Sozialverträglichkeit – Das  Studentenwerk kann aber kein rechtliches Risiko eingehen und muss  daher  sog. “sozialverträgliche” Solidarbeiträge erheben  (laut einem   Gerichtsurteil bedeutet “sozialverträglich” in etwa 1.6% des   Bafög-Höchstsatzes, also ca. 60-65 Euro). Da die  Studierendenvertretung –  anders als das Studentenwerk – eine  demokratische Legitimation hat, ist  sie nicht an dieses Gerichtsurteil  gebunden. Sie könnte daher, sofern  die Studierenden das unterstützen,  einen höheren Solidarbeitrag  erheben, der im Endeffekt das  Semesterticket für alle billiger macht. Diese Option gibt es in Bayern leider nicht, da die bayerischen Studierendenvertretungen keine juristische Person sind und daher keine Verträge unterzeichnen dürfen.

Solidarität – Die  Aufteilung der Fakultäten und Institute über mehrere Städte  verschärft  das Problem zusätzlich. Es wäre ohne weiteres möglich, ein Semesterticket anzubieten, dessen Gültigkeit auf z.B. Erlangen beschränkt wäre. Da es aber solidarisch finanziert werden würde, würden auch die Studierenden in Nürnberg dieses Ticket mitfinanzieren, obwohl sie kaum etwas davon haben.

Für ca. 60 Euro pro Semester kann der VGN aber kein kostendeckendes Semesterticket für Nürnberg-Fürth-Erlangen anbieten. Mehr als die 60   Euro pro Semester kann das Studentenwerk aber nicht verlangen.

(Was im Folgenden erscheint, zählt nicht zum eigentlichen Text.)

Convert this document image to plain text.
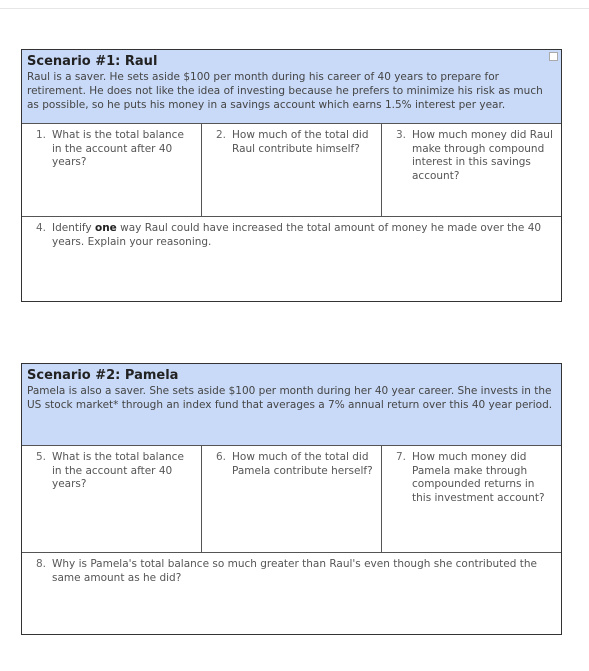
Scenario #1: Raul
Raul is a saver. He sets aside $100 per month during his career of 40 years to prepare for retirement. He does not like the idea of investing because he prefers to minimize his risk as much as possible, so he puts his money in a savings account which earns 1.5% interest per year.
1. What is the total balance in the account after 40 years?
2. How much of the total did Raul contribute himself?
3. How much money did Raul make through compound interest in this savings account?
4. Identify one way Raul could have increased the total amount of money he made over the 40 years. Explain your reasoning.
Scenario #2: Pamela
Pamela is also a saver. She sets aside $100 per month during her 40 year career. She invests in the US stock market* through an index fund that averages a 7% annual return over this 40 year period.
5. What is the total balance in the account after 40 years?
6. How much of the total did Pamela contribute herself?
7. How much money did Pamela make through compounded returns in this investment account?
8. Why is Pamela's total balance so much greater than Raul's even though she contributed the same amount as he did?
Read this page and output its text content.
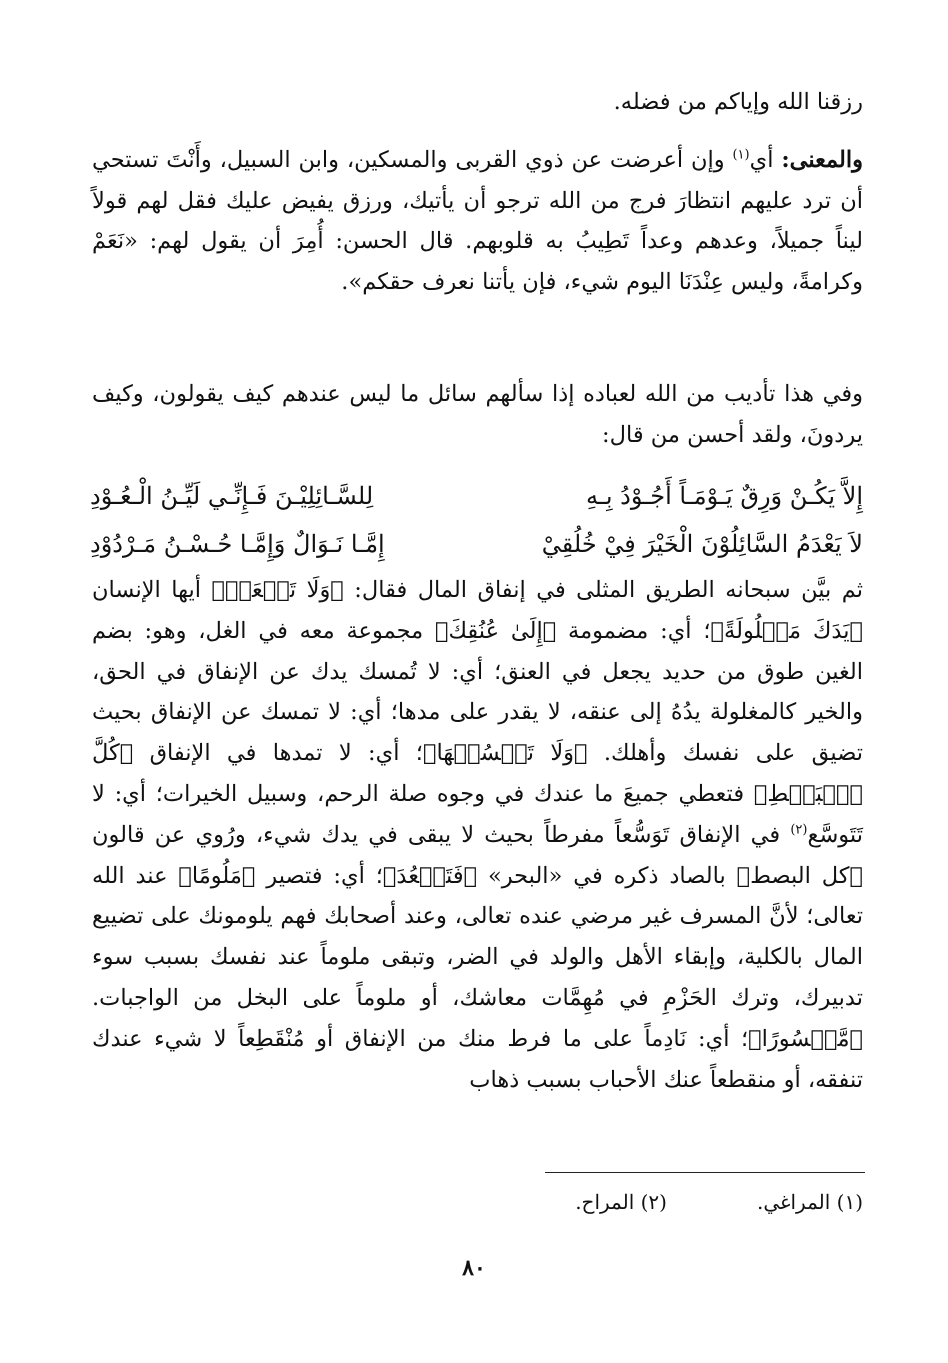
رزقنا الله وإياكم من فضله.
والمعنى: أي$^{(١)}$ وإن أعرضت عن ذوي القربى والمسكين، وابن السبيل، وأَنْتَ تستحي أن ترد عليهم انتظارَ فرج من الله ترجو أن يأتيك، ورزق يفيض عليك فقل لهم قولاً ليناً جميلاً، وعدهم وعداً تَطِيبُ به قلوبهم. قال الحسن: أُمِرَ أن يقول لهم: «نَعَمْ وكرامةً، وليس عِنْدَنَا اليوم شيء، فإن يأتنا نعرف حقكم».
وفي هذا تأديب من الله لعباده إذا سألهم سائل ما ليس عندهم كيف يقولون، وكيف يردونَ، ولقد أحسن من قال:
إِلاَّ يَكُـنْ وَرِقٌ يَـوْمَـاً أَجُـوْدُ بِـهِ
لِلسَّـائِلِيْـنَ فَـإِنِّـي لَيِّـنُ الْـعُـوْدِ
لاَ يَعْدَمُ السَّائِلُوْنَ الْخَيْرَ فِيْ خُلُقِيْ
إِمَّـا نَـوَالٌ وَإِمَّـا حُـسْـنُ مَـرْدُوْدِ
ثم بيَّن سبحانه الطريق المثلى في إنفاق المال فقال: ﴿وَلَا تَجۡعَلۡ﴾ أيها الإنسان ﴿يَدَكَ مَغۡلُولَةً﴾؛ أي: مضمومة ﴿إِلَىٰ عُنُقِكَ﴾ مجموعة معه في الغل، وهو: بضم الغين طوق من حديد يجعل في العنق؛ أي: لا تُمسك يدك عن الإنفاق في الحق، والخير كالمغلولة يدُهُ إلى عنقه، لا يقدر على مدها؛ أي: لا تمسك عن الإنفاق بحيث تضيق على نفسك وأهلك. ﴿وَلَا تَبۡسُطۡهَا﴾؛ أي: لا تمدها في الإنفاق ﴿كُلَّ ٱلۡبَسۡطِ﴾ فتعطي جميعَ ما عندك في وجوه صلة الرحم، وسبيل الخيرات؛ أي: لا تَتَوسَّع$^{(٢)}$ في الإنفاق تَوَسُّعاً مفرطاً بحيث لا يبقى في يدك شيء، ورُوي عن قالون ﴿كل البصط﴾ بالصاد ذكره في «البحر» ﴿فَتَقۡعُدَ﴾؛ أي: فتصير ﴿مَلُومًا﴾ عند الله تعالى؛ لأنَّ المسرف غير مرضي عنده تعالى، وعند أصحابك فهم يلومونك على تضييع المال بالكلية، وإبقاء الأهل والولد في الضر، وتبقى ملوماً عند نفسك بسبب سوء تدبيرك، وترك الحَزْمِ في مُهِمَّات معاشك، أو ملوماً على البخل من الواجبات. ﴿مَّحۡسُورًا﴾؛ أي: نَادِماً على ما فرط منك من الإنفاق أو مُنْقَطِعاً لا شيء عندك تنفقه، أو منقطعاً عنك الأحباب بسبب ذهاب
(١) المراغي.
(٢) المراح.
٨٠
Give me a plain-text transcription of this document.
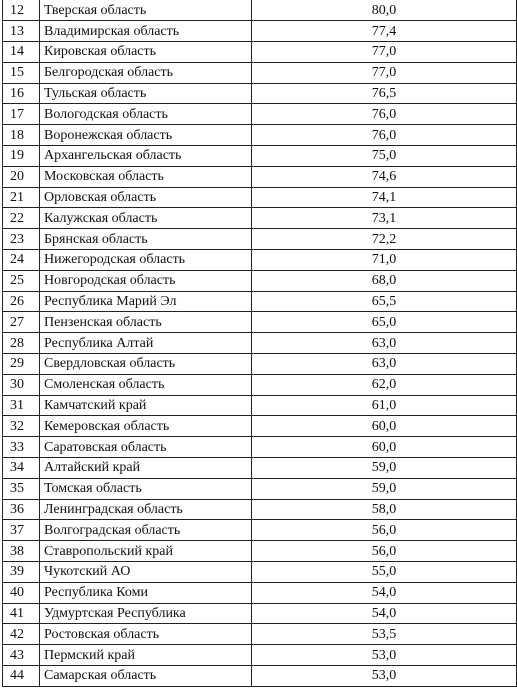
12	Тверская область	80,0
13	Владимирская область	77,4
14	Кировская область	77,0
15	Белгородская область	77,0
16	Тульская область	76,5
17	Вологодская область	76,0
18	Воронежская область	76,0
19	Архангельская область	75,0
20	Московская область	74,6
21	Орловская область	74,1
22	Калужская область	73,1
23	Брянская область	72,2
24	Нижегородская область	71,0
25	Новгородская область	68,0
26	Республика Марий Эл	65,5
27	Пензенская область	65,0
28	Республика Алтай	63,0
29	Свердловская область	63,0
30	Смоленская область	62,0
31	Камчатский край	61,0
32	Кемеровская область	60,0
33	Саратовская область	60,0
34	Алтайский край	59,0
35	Томская область	59,0
36	Ленинградская область	58,0
37	Волгоградская область	56,0
38	Ставропольский край	56,0
39	Чукотский АО	55,0
40	Республика Коми	54,0
41	Удмуртская Республика	54,0
42	Ростовская область	53,5
43	Пермский край	53,0
44	Самарская область	53,0
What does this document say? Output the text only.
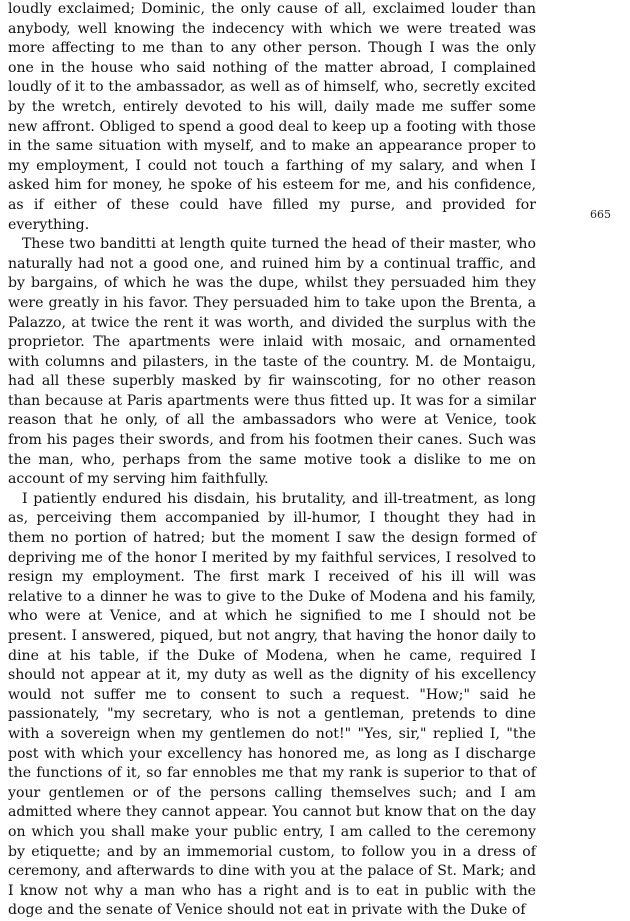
loudly exclaimed; Dominic, the only cause of all, exclaimed louder than anybody, well knowing the indecency with which we were treated was more affecting to me than to any other person. Though I was the only one in the house who said nothing of the matter abroad, I complained loudly of it to the ambassador, as well as of himself, who, secretly excited by the wretch, entirely devoted to his will, daily made me suffer some new affront. Obliged to spend a good deal to keep up a footing with those in the same situation with myself, and to make an appearance proper to my employment, I could not touch a farthing of my salary, and when I asked him for money, he spoke of his esteem for me, and his confidence, as if either of these could have filled my purse, and provided for everything.

These two banditti at length quite turned the head of their master, who naturally had not a good one, and ruined him by a continual traffic, and by bargains, of which he was the dupe, whilst they persuaded him they were greatly in his favor. They persuaded him to take upon the Brenta, a Palazzo, at twice the rent it was worth, and divided the surplus with the proprietor. The apartments were inlaid with mosaic, and ornamented with columns and pilasters, in the taste of the country. M. de Montaigu, had all these superbly masked by fir wainscoting, for no other reason than because at Paris apartments were thus fitted up. It was for a similar reason that he only, of all the ambassadors who were at Venice, took from his pages their swords, and from his footmen their canes. Such was the man, who, perhaps from the same motive took a dislike to me on account of my serving him faithfully.

I patiently endured his disdain, his brutality, and ill-treatment, as long as, perceiving them accompanied by ill-humor, I thought they had in them no portion of hatred; but the moment I saw the design formed of depriving me of the honor I merited by my faithful services, I resolved to resign my employment. The first mark I received of his ill will was relative to a dinner he was to give to the Duke of Modena and his family, who were at Venice, and at which he signified to me I should not be present. I answered, piqued, but not angry, that having the honor daily to dine at his table, if the Duke of Modena, when he came, required I should not appear at it, my duty as well as the dignity of his excellency would not suffer me to consent to such a request. "How;" said he passionately, "my secretary, who is not a gentleman, pretends to dine with a sovereign when my gentlemen do not!" "Yes, sir," replied I, "the post with which your excellency has honored me, as long as I discharge the functions of it, so far ennobles me that my rank is superior to that of your gentlemen or of the persons calling themselves such; and I am admitted where they cannot appear. You cannot but know that on the day on which you shall make your public entry, I am called to the ceremony by etiquette; and by an immemorial custom, to follow you in a dress of ceremony, and afterwards to dine with you at the palace of St. Mark; and I know not why a man who has a right and is to eat in public with the doge and the senate of Venice should not eat in private with the Duke of

665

Auch die Finanzierung dieser Lücke durch die Politik ist trotz der  Unterstützung  aller Parteien (langfristig) keine Option.

Was funktionieren kann

Die einzige realistische Lösung, die allen Bedürfnissen gerecht wird, ist ein solidarisch finanziertes Sockelmodell:

Alle  Studierenden zahlen einen  Sockelbeitrag von beispielsweise ca. 60 Euro  pro Semester und können  dafür zu den Nebenverkehrszeiten (18 – 6 Uhr)  und am Wochenende mit dem  ÖPNV fahren. Zu diesem Basisticket (erster  Sockel) kann dann freiwillig  ein Zusatzticket (zweiter Sockel) gekauft  werden, so dass auch unter der  Woche rund um die Uhr gefahren werden  kann.

Seit  dem Wintersemester 2013/14 wird dieses Modell in München verwendet und  entwickelte sich zum Erfolg (zuvor war die Situation dort ähnlich wie  hier).

Auch wir könnten nachziehen: Der VGN wird demnächst ein Angebot  vorlegen, wie hoch die Preise für die beiden Sockel sein soll. Eine Abstimmung unter allen Studierenden entscheidet dann, ob das Modell mit den vorgelegten Preisen des VGN  eingeführt werden soll. Seit dem Erfolg in  München stehen die Chancen  so gut wie nie zu vor,  dass der auch der  Standort Erlangen-Nürnberg  endlich ein Semesterticket  erhält! Das Aktionsbündnis steht mit allen Beteiligten (d.h. Hochschulleitungen, Studentenwerk, VGN und Lokalpolitik) in engem Kontakt. Bei den regelmäßigen Treffen wird geplant, wie Informationskampagnen zum Solidarmodell gestaltet werden könnten und wie für die Abstimmung geworben werden sollte. Außerdem wird die Abstimmung selbst vorbereitet: es wird möglich sein, seine Stimme online abzugeben.